Sara vient toujours en séance ponctuelle et collaborative mais j’ai l’impression que très peu de choses bougent psychologiquement en elle. Elle est de plus en plus maigre et fatiguée, et moi aussi j’ai peur qu’elle ne s’effondre sans force d’un moment à l’autre. Je décide de la prendre à contre-pied avec le thème de la nostalgie de sa terre. Il ne lui est tout simplement pas possible de vivre loin de la Sardaigne, pour elle c’est insoutenable et cela pourrait même la mener à la mort !

J’admets avoir été directif et je lui ai “imposé” de demander un arrêt maladie et de retourner chez elle en Sardaigne pour un moment. De plus, elle a la “mission” de chercher du travail sur son île, puis éventuellement de réaliser son désir d’avoir une petite entreprise à elle. Ce désir est toujours resté caché en elle, convaincue de ne pas être capable de faire quelque chose de bon toute seule.

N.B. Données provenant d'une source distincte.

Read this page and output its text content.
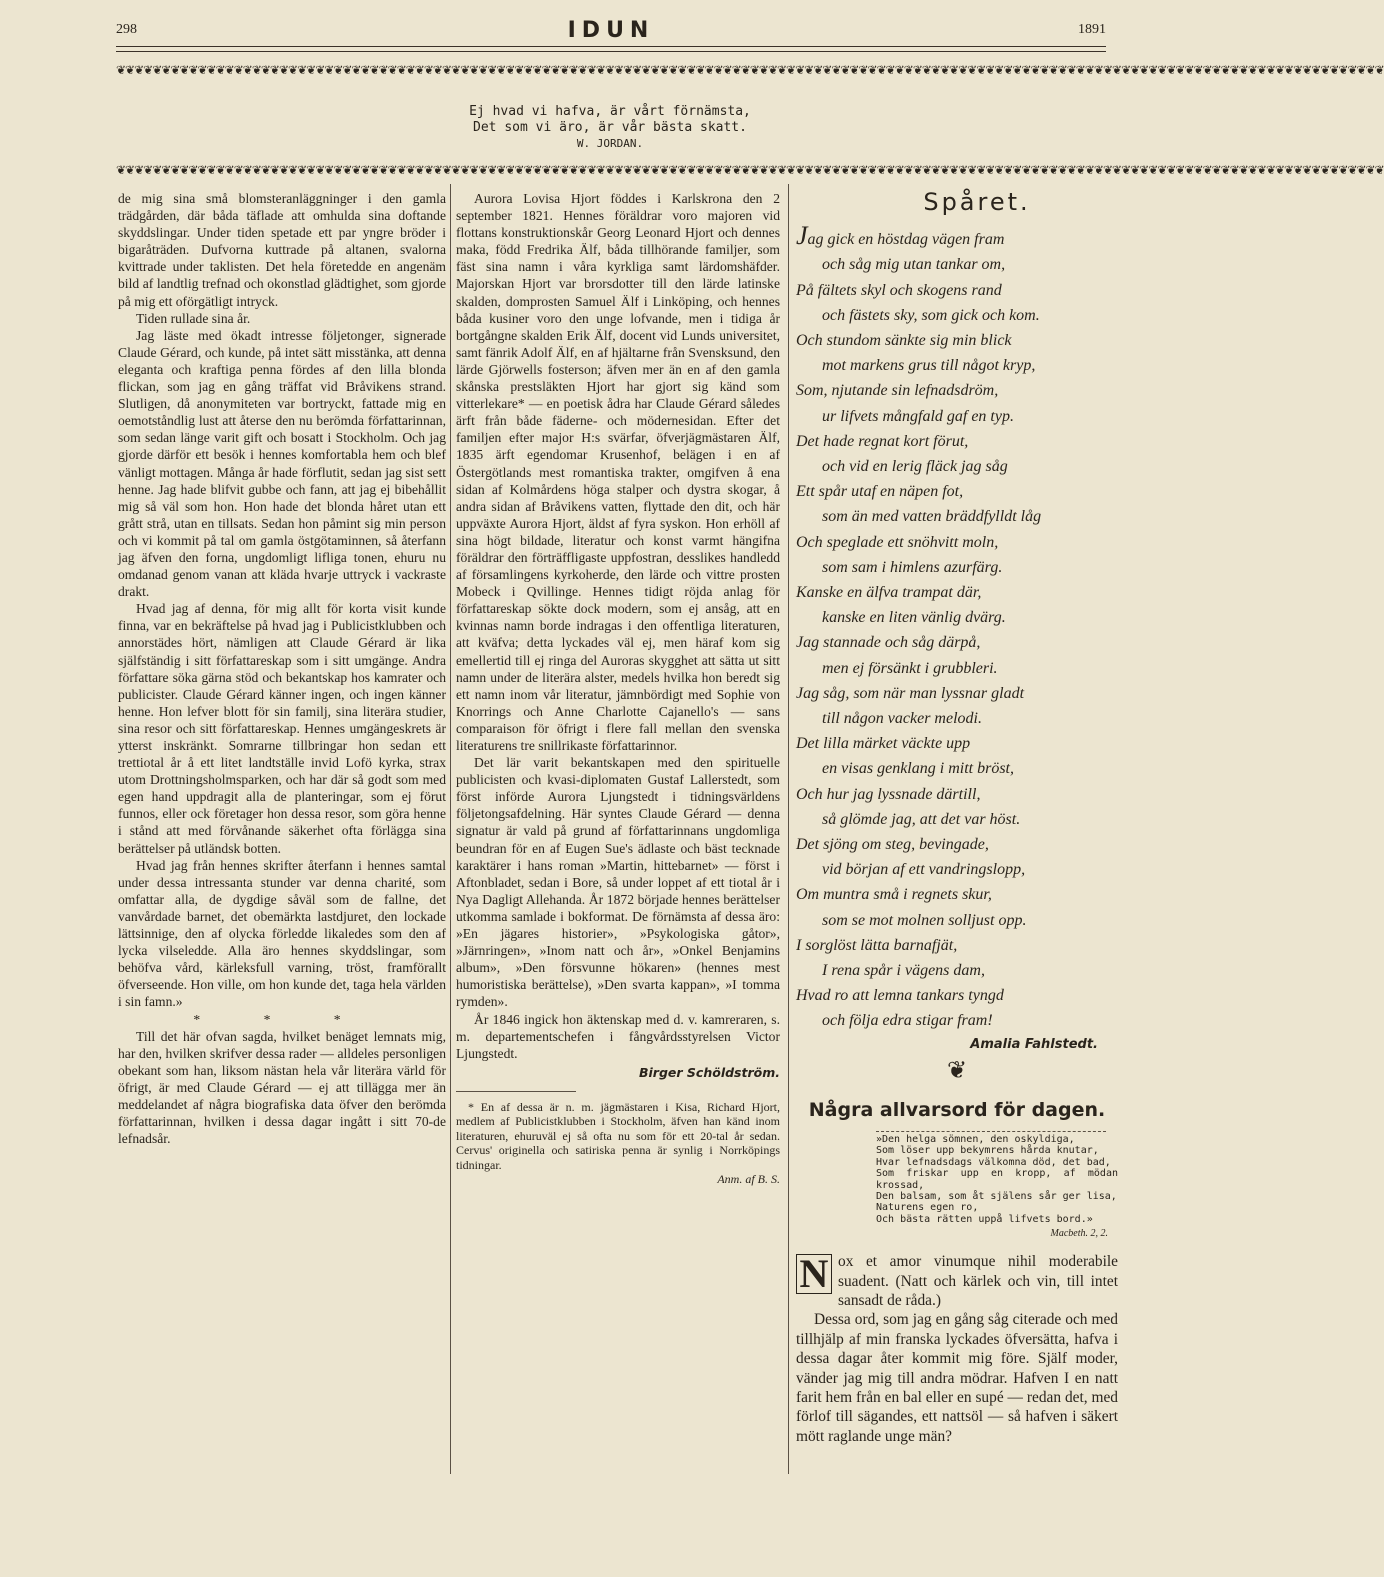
298	IDUN	1891
❦❦❦❦❦❦❦❦❦❦❦❦❦❦❦❦❦❦❦❦❦❦❦❦❦❦❦❦❦❦❦❦❦❦❦❦❦❦❦❦❦❦❦❦❦❦❦❦❦❦❦❦❦❦❦❦❦❦❦❦❦❦❦❦❦❦❦❦❦❦❦❦❦❦❦❦❦❦❦❦❦❦❦❦❦❦❦❦❦❦❦❦❦❦❦❦❦❦❦❦❦❦❦❦❦❦❦❦❦❦❦❦❦❦❦❦❦❦❦❦❦❦❦❦❦❦❦❦❦❦❦❦❦❦❦❦❦❦❦❦
Ej hvad vi hafva, är vårt förnämsta,
Det som vi äro, är vår bästa skatt.
W. JORDAN.
❦❦❦❦❦❦❦❦❦❦❦❦❦❦❦❦❦❦❦❦❦❦❦❦❦❦❦❦❦❦❦❦❦❦❦❦❦❦❦❦❦❦❦❦❦❦❦❦❦❦❦❦❦❦❦❦❦❦❦❦❦❦❦❦❦❦❦❦❦❦❦❦❦❦❦❦❦❦❦❦❦❦❦❦❦❦❦❦❦❦❦❦❦❦❦❦❦❦❦❦❦❦❦❦❦❦❦❦❦❦❦❦❦❦❦❦❦❦❦❦❦❦❦❦❦❦❦❦❦❦❦❦❦❦❦❦❦❦❦❦

de mig sina små blomsteranläggninger i den gamla trädgården, där båda täflade att omhulda sina doftande skyddslingar. Under tiden spetade ett par yngre bröder i bigaråträden. Dufvorna kuttrade på altanen, svalorna kvittrade under taklisten. Det hela företedde en angenäm bild af landtlig trefnad och okonstlad glädtighet, som gjorde på mig ett oförgätligt intryck.

Tiden rullade sina år.

Jag läste med ökadt intresse följetonger, signerade Claude Gérard, och kunde, på intet sätt misstänka, att denna eleganta och kraftiga penna fördes af den lilla blonda flickan, som jag en gång träffat vid Bråvikens strand. Slutligen, då anonymiteten var bortryckt, fattade mig en oemotståndlig lust att återse den nu berömda författarinnan, som sedan länge varit gift och bosatt i Stockholm. Och jag gjorde därför ett besök i hennes komfortabla hem och blef vänligt mottagen. Många år hade förflutit, sedan jag sist sett henne. Jag hade blifvit gubbe och fann, att jag ej bibehållit mig så väl som hon. Hon hade det blonda håret utan ett grått strå, utan en tillsats. Sedan hon påmint sig min person och vi kommit på tal om gamla östgötaminnen, så återfann jag äfven den forna, ungdomligt lifliga tonen, ehuru nu omdanad genom vanan att kläda hvarje uttryck i vackraste drakt.

Hvad jag af denna, för mig allt för korta visit kunde finna, var en bekräftelse på hvad jag i Publicistklubben och annorstädes hört, nämligen att Claude Gérard är lika själfständig i sitt författareskap som i sitt umgänge. Andra författare söka gärna stöd och bekantskap hos kamrater och publicister. Claude Gérard känner ingen, och ingen känner henne. Hon lefver blott för sin familj, sina literära studier, sina resor och sitt författareskap. Hennes umgängeskrets är ytterst inskränkt. Somrarne tillbringar hon sedan ett trettiotal år å ett litet landtställe invid Lofö kyrka, strax utom Drottningsholmsparken, och har där så godt som med egen hand uppdragit alla de planteringar, som ej förut funnos, eller ock företager hon dessa resor, som göra henne i stånd att med förvånande säkerhet ofta förlägga sina berättelser på utländsk botten.

Hvad jag från hennes skrifter återfann i hennes samtal under dessa intressanta stunder var denna charité, som omfattar alla, de dygdige såväl som de fallne, det vanvårdade barnet, det obemärkta lastdjuret, den lockade lättsinnige, den af olycka förledde likaledes som den af lycka vilseledde. Alla äro hennes skyddslingar, som behöfva vård, kärleksfull varning, tröst, framförallt öfverseende. Hon ville, om hon kunde det, taga hela världen i sin famn.»

* * *

Till det här ofvan sagda, hvilket benäget lemnats mig, har den, hvilken skrifver dessa rader — alldeles personligen obekant som han, liksom nästan hela vår literära värld för öfrigt, är med Claude Gérard — ej att tillägga mer än meddelandet af några biografiska data öfver den berömda författarinnan, hvilken i dessa dagar ingått i sitt 70-de lefnadsår.

Aurora Lovisa Hjort föddes i Karlskrona den 2 september 1821. Hennes föräldrar voro majoren vid flottans konstruktionskår Georg Leonard Hjort och dennes maka, född Fredrika Älf, båda tillhörande familjer, som fäst sina namn i våra kyrkliga samt lärdomshäfder. Majorskan Hjort var brorsdotter till den lärde latinske skalden, domprosten Samuel Älf i Linköping, och hennes båda kusiner voro den unge lofvande, men i tidiga år bortgångne skalden Erik Älf, docent vid Lunds universitet, samt fänrik Adolf Älf, en af hjältarne från Svensksund, den lärde Gjörwells fosterson; äfven mer än en af den gamla skånska prestsläkten Hjort har gjort sig känd som vitterlekare* — en poetisk ådra har Claude Gérard således ärft från både fäderne- och mödernesidan. Efter det familjen efter major H:s svärfar, öfverjägmästaren Älf, 1835 ärft egendomar Krusenhof, belägen i en af Östergötlands mest romantiska trakter, omgifven å ena sidan af Kolmårdens höga stalper och dystra skogar, å andra sidan af Bråvikens vatten, flyttade den dit, och här uppväxte Aurora Hjort, äldst af fyra syskon. Hon erhöll af sina högt bildade, literatur och konst varmt hängifna föräldrar den förträffligaste uppfostran, desslikes handledd af församlingens kyrkoherde, den lärde och vittre prosten Mobeck i Qvillinge. Hennes tidigt röjda anlag för författareskap sökte dock modern, som ej ansåg, att en kvinnas namn borde indragas i den offentliga literaturen, att kväfva; detta lyckades väl ej, men häraf kom sig emellertid till ej ringa del Auroras skygghet att sätta ut sitt namn under de literära alster, medels hvilka hon beredt sig ett namn inom vår literatur, jämnbördigt med Sophie von Knorrings och Anne Charlotte Cajanello's — sans comparaison för öfrigt i flere fall mellan den svenska literaturens tre snillrikaste författarinnor.

Det lär varit bekantskapen med den spirituelle publicisten och kvasi-diplomaten Gustaf Lallerstedt, som först införde Aurora Ljungstedt i tidningsvärldens följetongsafdelning. Här syntes Claude Gérard — denna signatur är vald på grund af författarinnans ungdomliga beundran för en af Eugen Sue's ädlaste och bäst tecknade karaktärer i hans roman »Martin, hittebarnet» — först i Aftonbladet, sedan i Bore, så under loppet af ett tiotal år i Nya Dagligt Allehanda. År 1872 började hennes berättelser utkomma samlade i bokformat. De förnämsta af dessa äro: »En jägares historier», »Psykologiska gåtor», »Järnringen», »Inom natt och år», »Onkel Benjamins album», »Den försvunne hökaren» (hennes mest humoristiska berättelse), »Den svarta kappan», »I tomma rymden».

År 1846 ingick hon äktenskap med d. v. kamreraren, s. m. departementschefen i fångvårdsstyrelsen Victor Ljungstedt.

Birger Schöldström.

* En af dessa är n. m. jägmästaren i Kisa, Richard Hjort, medlem af Publicistklubben i Stockholm, äfven han känd inom literaturen, ehuruväl ej så ofta nu som för ett 20-tal år sedan. Cervus' originella och satiriska penna är synlig i Norrköpings tidningar.

Anm. af B. S.
Spåret.
Jag gick en höstdag vägen fram
och såg mig utan tankar om,
På fältets skyl och skogens rand
och fästets sky, som gick och kom.
Och stundom sänkte sig min blick
mot markens grus till något kryp,
Som, njutande sin lefnadsdröm,
ur lifvets mångfald gaf en typ.
Det hade regnat kort förut,
och vid en lerig fläck jag såg
Ett spår utaf en näpen fot,
som än med vatten bräddfylldt låg
Och speglade ett snöhvitt moln,
som sam i himlens azurfärg.
Kanske en älfva trampat där,
kanske en liten vänlig dvärg.
Jag stannade och såg därpå,
men ej försänkt i grubbleri.
Jag såg, som när man lyssnar gladt
till någon vacker melodi.
Det lilla märket väckte upp
en visas genklang i mitt bröst,
Och hur jag lyssnade därtill,
så glömde jag, att det var höst.
Det sjöng om steg, bevingade,
vid början af ett vandringslopp,
Om muntra små i regnets skur,
som se mot molnen solljust opp.
I sorglöst lätta barnafjät,
I rena spår i vägens dam,
Hvad ro att lemna tankars tyngd
och följa edra stigar fram!
Amalia Fahlstedt.
❦
Några allvarsord för dagen.
»Den helga sömnen, den oskyldiga,
Som löser upp bekymrens hårda knutar,
Hvar lefnadsdags välkomna död, det bad,
Som friskar upp en kropp, af mödan krossad,
Den balsam, som åt själens sår ger lisa,
Naturens egen ro,
Och bästa rätten uppå lifvets bord.»
Macbeth. 2, 2.
N ox et amor vinumque nihil moderabile suadent. (Natt och kärlek och vin, till intet sansadt de råda.)

Dessa ord, som jag en gång såg citerade och med tillhjälp af min franska lyckades öfversätta, hafva i dessa dagar åter kommit mig före. Själf moder, vänder jag mig till andra mödrar. Hafven I en natt farit hem från en bal eller en supé — redan det, med förlof till sägandes, ett nattsöl — så hafven i säkert mött raglande unge män?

Sara, revenue sur sa terre, reprend lentement à manger (miraculeusement, comme elle dit…) et décide de quitter son travail à Cannes. Elle reprend un peu de force et prend contact pour trouver du travail toujours comme serveuse. Son cousin Lino lui donne une idée, pourquoi ne pas louer un petit espace dans son village au bord de la mer et proposer de la “street food”. Sara est effrayée et nous en parlons longuement via Skype, mais comme elle dit “…On ne revient pas en arrière…”. En peu de temps, Sara ouvre un petit local où elle prépare et frit des seadas, un dessert typique de la tradition sarde, parfait comme “street food” pour les touristes et les vacanciers du village.

Sara prend du poids, elle fait toujours attention à ce qu’elle mange mais elle est épanouie et est forcée par son travail de se lier avec beaucoup de gens, en forçant sa réticence naturelle.

En résumé : Sara est maintenant contente de son choix, elle travaille intensément et a repris à s’occuper d’elle-même et se permet de petites gratifications. Avoir repris du poids signifie qu’elle doit de nouveau faire face à sa féminité. Elle est attirèe par un garçon mais ne se sent pas encore prête pour une relation, elle me dit : “…Laissons le temps au temps, je ne veux pas me précipiter mais me sentir bien avec moi-même, on verra après…”.